The expert didn't ask the out-of-towner beside him who'd just helped finance several local condo projects. Maybe that's because the financier had also just asked me about the market.
In turn, I'd told them of a financial whiz who for years had been telling me the bubble was due to burst. Now, that expert is talking about holding onto more units in his own developments because he sees values going only one way - up. Thus doth the pessimist turn.
That leaves us all reading tealeaves to draw what meaning we can.
Leaf one: Prices of Miami resale homes rose 31% in November, exactly the average for the state, but Miami sales fell 25% while statewide sales rose 1%. Fort Lauderdale followed the pattern, with prices up 29% and sales down 21%.
What does that leaf show us? Ron Shuffield, who grew Esslinger Wooten Maxwell Realtors into a local powerhouse, says we have to discount patterns in the fourth-quarter sales because the impact of hurricanes makes historic comparisons meaningless.
Still, a lot more single-family homes seem to be going on the resale block than are moving off it, putting buyers onto a more even footing with sellers, who have been calling the shots since the market began to sizzle.
The figures show something else: The median resale price was $381,600 in a county where the median household income was $37,000. Those numbers indicate that the average Miamian has precious little chance to own a home if he doesn't already.
So in the midst of a boom, the people who make this community tick are forced out of the game. How many non-local buyers will we find for the 100,000-plus units being built or in the pipeline countywide? If most buyers aren't outsiders, most of what's being built will wind up as rentals or vacant.

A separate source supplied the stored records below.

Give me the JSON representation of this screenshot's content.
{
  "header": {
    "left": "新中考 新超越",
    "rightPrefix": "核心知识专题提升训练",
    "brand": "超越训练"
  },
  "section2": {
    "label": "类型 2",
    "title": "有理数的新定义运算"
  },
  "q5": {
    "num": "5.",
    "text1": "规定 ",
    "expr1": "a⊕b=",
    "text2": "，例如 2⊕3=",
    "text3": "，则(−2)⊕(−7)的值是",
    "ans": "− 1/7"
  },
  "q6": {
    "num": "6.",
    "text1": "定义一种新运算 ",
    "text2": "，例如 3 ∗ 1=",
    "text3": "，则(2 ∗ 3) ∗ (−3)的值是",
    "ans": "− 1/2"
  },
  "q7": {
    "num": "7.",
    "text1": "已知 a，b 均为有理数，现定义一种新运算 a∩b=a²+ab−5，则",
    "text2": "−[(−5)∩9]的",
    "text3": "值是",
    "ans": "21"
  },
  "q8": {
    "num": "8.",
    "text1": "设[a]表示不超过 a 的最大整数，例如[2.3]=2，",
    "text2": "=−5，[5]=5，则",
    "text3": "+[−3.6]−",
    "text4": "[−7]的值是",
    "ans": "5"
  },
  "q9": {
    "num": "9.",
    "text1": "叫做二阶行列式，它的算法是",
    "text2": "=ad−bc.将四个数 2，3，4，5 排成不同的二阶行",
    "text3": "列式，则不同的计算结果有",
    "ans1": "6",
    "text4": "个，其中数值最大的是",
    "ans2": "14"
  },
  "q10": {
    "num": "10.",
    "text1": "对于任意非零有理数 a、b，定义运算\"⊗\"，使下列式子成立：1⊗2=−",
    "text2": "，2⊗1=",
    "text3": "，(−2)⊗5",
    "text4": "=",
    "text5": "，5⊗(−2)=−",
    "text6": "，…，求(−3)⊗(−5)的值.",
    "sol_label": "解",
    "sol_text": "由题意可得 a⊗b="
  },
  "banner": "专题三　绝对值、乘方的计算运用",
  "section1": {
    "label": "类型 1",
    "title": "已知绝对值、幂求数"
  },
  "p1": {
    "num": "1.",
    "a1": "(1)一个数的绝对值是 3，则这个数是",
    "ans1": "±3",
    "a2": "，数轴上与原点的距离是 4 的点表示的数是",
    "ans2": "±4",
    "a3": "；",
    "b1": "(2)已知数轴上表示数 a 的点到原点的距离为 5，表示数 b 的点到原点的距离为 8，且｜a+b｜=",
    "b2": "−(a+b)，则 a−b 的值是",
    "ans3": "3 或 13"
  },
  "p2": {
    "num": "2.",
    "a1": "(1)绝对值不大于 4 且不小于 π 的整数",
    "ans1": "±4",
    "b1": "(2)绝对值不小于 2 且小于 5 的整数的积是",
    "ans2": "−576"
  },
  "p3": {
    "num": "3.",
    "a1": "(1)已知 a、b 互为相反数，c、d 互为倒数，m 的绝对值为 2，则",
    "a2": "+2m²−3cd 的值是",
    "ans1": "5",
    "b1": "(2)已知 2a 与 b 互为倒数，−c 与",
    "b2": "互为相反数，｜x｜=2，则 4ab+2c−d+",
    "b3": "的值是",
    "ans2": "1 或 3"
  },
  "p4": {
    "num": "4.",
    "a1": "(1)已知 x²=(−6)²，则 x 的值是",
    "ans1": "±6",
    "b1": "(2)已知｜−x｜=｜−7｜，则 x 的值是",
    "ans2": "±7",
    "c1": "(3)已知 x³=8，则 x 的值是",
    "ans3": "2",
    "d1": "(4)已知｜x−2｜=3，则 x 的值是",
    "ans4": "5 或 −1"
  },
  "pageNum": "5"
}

Leaf two: An unbuilt 318-unit luxury condo complex that was 75% sold is returning deposits and closing shop. Mission Bell Park's buyers are getting their money back with interest.
This doesn't show a crumbling market - the developer, the Codina Group, simply didn't get construction approvals in time to meet agreements with buyers. It says nothing about the strength or ability of the developer, the quality of the project or the condo market.
But it does raise a question: Will all those condos that have been resold pre-construction at rising prices actually get built? As material and labor costs soar, will developers find that construction would leave them in the red? Do they have the wherewithal and backbone to finish the job?
Leaf three: As interest rates rise, will condo speculators with variable-rate mortgages be able to hold on once they close contracts if demand dips while more and more condos are built?
I said "if" demand dips. Experts say "when." They assume some prices will fall. The questions are whether this will be universal or confined to less-desirable locations, whether it will be a correction or a nosedive (most experts don't see a precipitous drop) and, most important, when the market will shift from positive to negative.
Leaf four: How will the community affect prices and demand?
The Northeasterner who helps developers find financing told me he thinks we're building topflight residences, greatly enhancing Miami-Dade's attractiveness globally. On the other side of the coin, he questions whether our transportation network will support our lifestyle. Will we be able to get from here to there?
Another bellwether is leadership. Miami city government is light years ahead of the 1990s. County government, though much reviled, has avoided recent scandals and often functions well, something we couldn't have said with a straight face a few years back.
How does that affect housing demand? Think about where you'd want to live. It doesn't depend on just sun and sand, does it? A few years ago, some quite sane business folks told me they'd never have a business within Miami city limits. Nobody says that now.
Brew the tea leaves together. We see a great community, great housing rising but far too much of a good thing, interest changes that will imperil speculative buyers, costs squeezing developers, too little housing for Miamians and too much being built for a market that's less stable because it's not here 365 days a year - or even 180.
Which leaves us with few answers and still asking, "Are we top-ish?"
The good news is, for better or worse, that we are about to find out.